Humphrey and his wife, Yingzeng Yu, a Chinese-born U.S. citizen, spent two years in a Chinese prison after their company was hired by GlaxoSmithKline to investigate a security breach. They became collateral damage when the Chinese authorities announced it was investigating GSK’s alleged bribery practices.

“During that time, we were subjected twice to forced confession appearances on Chinese television, which were broadcast by CGTN and CCTV, and those two broadcasters are actively involved in extracting and packaging that material,” Humphrey told The Epoch Times.

Humphrey said his then-18-year-old son was “very, very shocked and traumatized by what he saw,” and when the couple saw the video after their release, they were shocked by the way CGTN had edited the footage in a way that “completely misrepresented the situation.”

Epoch Times Photo
Harvey Humphrey (R), son of British investigator Peter Humphrey (not pictured), is seen during a break in the investigation of two investigators of pharmaceutical giant GSK, in the Shanghai Intermediate Court on Aug. 8, 2014. (Johannes Eisele/AFP via Getty Images)

The Chinese authorities also denied Humphrey medical attention when he was ill in prison. He was later diagnosed with cancer and has been permanently disabled after a recent surgery.

Having been working in China or with Chinese people for the last 45 years, Humphrey said: “I love China, I still do, I love Chinese people.”

But he said that with the ruling communist regime “governing China or mis-governing China, my love for China has been rather disrupted by my experiences of recent years.”

Humphrey said he hopes CGTN will be forced to leave the UK.

“There should be no place for that kind of organisation here in my country,” he told The Epoch Times.

“[CGTN] has the biggest physical presence of any single broadcaster anywhere in the world outside its own country,” Humphrey said.

CGTN
The logo of CGTN Europe is pictured on a sign outside an office block that houses the offices of China Global Television Network in Chiswick Park, west London, on Feb. 4, 2021. (Tolga Akmen/AFP via Getty Images)

“There is no other broadcaster who has a presence on the same scale as CGTN in Chiswick, London, anywhere outside their own country, and there’s no equivalent for us in China.”

Humphrey said that CGTN is one of the main vehicles for Xi Jinping’s soft power campaign.

“They want to influence the global narrative about China and what’s happening in China through the twist that they put on their coverage. But they do it through sheer distortion and lies,” he said, citing the broadcaster’s coverage of the Hong Kong protests and the genocide against Uyghurs and other minorities in Xinjiang.

Former HK British Consulate Employee

Simon Cheng, a former British Consulate employee, poses for a photograph in London
Simon Cheng, a former British Consulate employee, poses for a photograph in London, Britain, on July 2, 2020. (Hannah McKay/Reuters)

Simon Cheng, the former employee of the British consulate in Hong Kong who was also a forced confession victim, praised Ofcom’s move as “historically significant.”

“It is clear that the mouthpiece of [the] CCP totalitarian regime can no longer get a foothold in the UK,” he said. He said he feels closer to his goal of achieving justice and regaining his reputation.
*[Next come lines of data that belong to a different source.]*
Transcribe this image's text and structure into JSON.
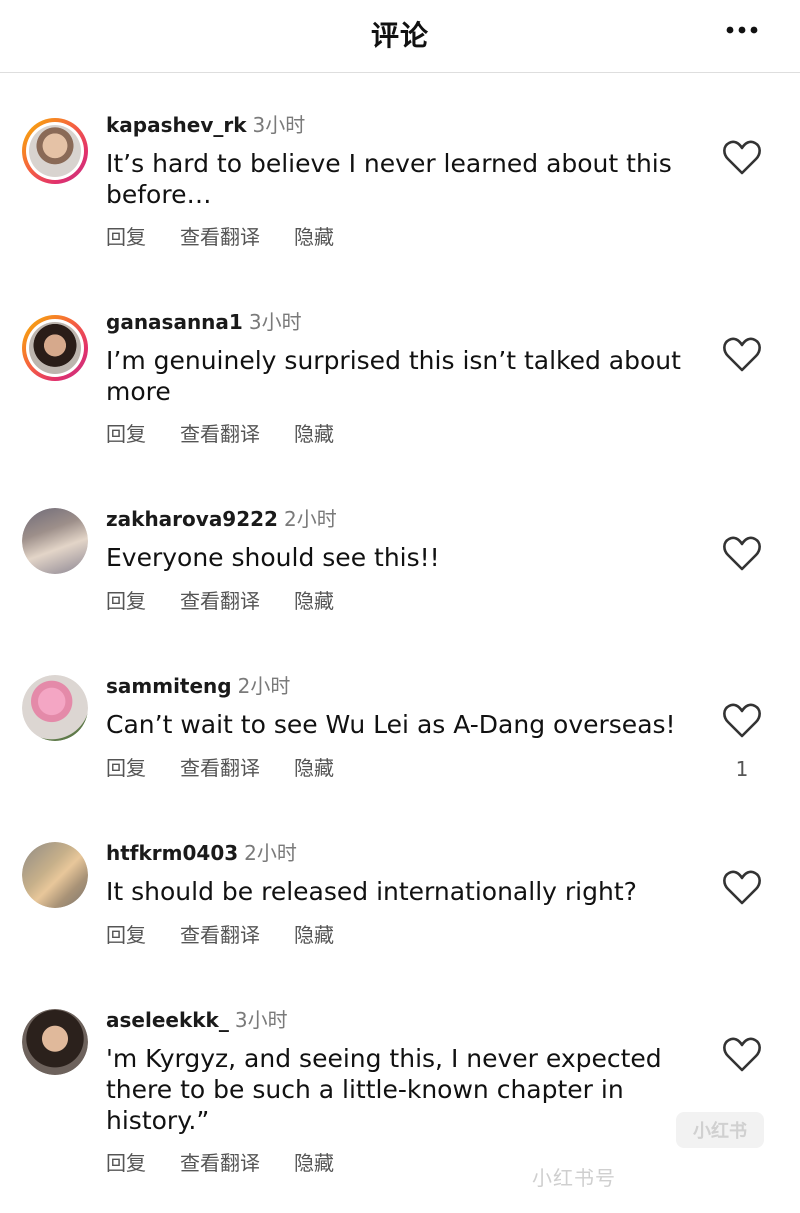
{
  "header": {
    "title": "评论",
    "more_icon": "more-horizontal-icon"
  },
  "comments": [
    {
      "username": "kapashev_rk",
      "time": "3小时",
      "text": "It’s hard to believe I never learned about this before…",
      "actions": [
        "回复",
        "查看翻译",
        "隐藏"
      ],
      "avatar_ring": true,
      "like_count": ""
    },
    {
      "username": "ganasanna1",
      "time": "3小时",
      "text": "I’m genuinely surprised this isn’t talked about more",
      "actions": [
        "回复",
        "查看翻译",
        "隐藏"
      ],
      "avatar_ring": true,
      "like_count": ""
    },
    {
      "username": "zakharova9222",
      "time": "2小时",
      "text": "Everyone should see this!!",
      "actions": [
        "回复",
        "查看翻译",
        "隐藏"
      ],
      "avatar_ring": false,
      "like_count": ""
    },
    {
      "username": "sammiteng",
      "time": "2小时",
      "text": "Can’t wait to see Wu Lei as A-Dang overseas!",
      "actions": [
        "回复",
        "查看翻译",
        "隐藏"
      ],
      "avatar_ring": false,
      "like_count": "1"
    },
    {
      "username": "htfkrm0403",
      "time": "2小时",
      "text": "It should be released internationally right?",
      "actions": [
        "回复",
        "查看翻译",
        "隐藏"
      ],
      "avatar_ring": false,
      "like_count": ""
    },
    {
      "username": "aseleekkk_",
      "time": "3小时",
      "text": "'m Kyrgyz, and seeing this, I never expected there to be such a little-known chapter in history.”",
      "actions": [
        "回复",
        "查看翻译",
        "隐藏"
      ],
      "avatar_ring": false,
      "like_count": ""
    }
  ],
  "watermark": {
    "text": "小红书号",
    "logo_text": "小红书"
  },
  "colors": {
    "text_primary": "#111111",
    "text_secondary": "#7a7a7a",
    "action_text": "#555555",
    "ring_gradient": [
      "#f7b500",
      "#f56040",
      "#e1306c",
      "#c13584"
    ]
  }
}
Cheng was abducted by Chinese authorities while returning to Hong Kong from a short business trip to the Chinese border city of Shenzhen in August 2019.

CGTN on Nov. 21, 2019, aired a video showing Cheng confessing that he “betrayed the motherland” and “solicited prostitution,” one day after Cheng spoke out about being held for 15 days by Chinese authorities and tortured.

Cheng said the video had caused him “great distress.”

In an interview on Thursday, Cheng told The Epoch Times that the video was just one from a number of takes.

In some of the takes, “they prepared the whole script for me to speak,” he said. In others, they provided hints for what he should say.

Cheng said when he didn’t say things that the Chinese authorities wanted to hear, they would threaten him with accusations of crimes that would result in a heavier penalty.

The take that CGTN ended up choosing for broadcast was one of the latter takes, Cheng said.

Alexander Zhang and The Associated Press contributed to this report.